Mapped value streams. You cannot apply AI to waste you have not identified. The whiteboard exercise is not complicated. It is just revealing — and leaders tend to avoid revealing things when they are responsible for what gets revealed.

The willingness question Some of what you built to manage complexity is itself complexity. Are you willing to look at that honestly?

Slide 06

Be Patient With the People Who Built This. Do Not Let Their Comfort Set Your Timeline.

Leadership balance
The empathy

The engineers who built the manual QA process built something that worked. The leaders who installed the release committee were protecting something real. That matters.

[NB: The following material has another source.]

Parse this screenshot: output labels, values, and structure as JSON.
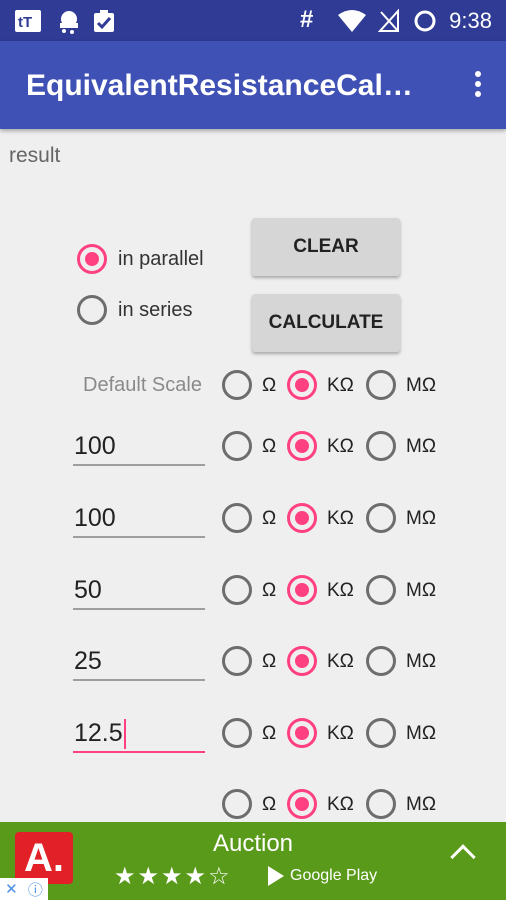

Be patient with those people. Invest in those people. Some of them will surprise you. They have domain knowledge that no AI can replicate and no new hire will have for years. Asking them to imagine a fundamentally different way of working is genuinely hard — they are responding rationally to the incentives you built around them.

The accountability

But do not let their comfort set your timeline. The organization's survival is not well-served by protecting processes that no longer serve it. You can be kind about the pace of change. You cannot be indefinite about it.

The leaders succeeding at AI adoption create the conditions for real learning — actual time, actual safety, actual mapping of what is and isn't working — and then hold the organization to an honest accounting of what it sees. Not what it hopes. What it actually sees.

The balance Empathy for the people. Clarity about the direction. Zero ambiguity about whether the direction is changing.

Slide 07

What Are You Actually Willing to Change?

Decision close
The audit

You have a training budget. You have licenses. You have a Slack channel and a committee. What you do not have is an organization designed to absorb this change.

The engineers have thirty minutes. The value streams are not mapped. The manual QA process is defended on instinct. The release committee meets every other Thursday. The framework has been "tuning" for nine years. These are not technical problems. They are leadership problems. The question is not whether you can see them. The question is whether you are willing to change them.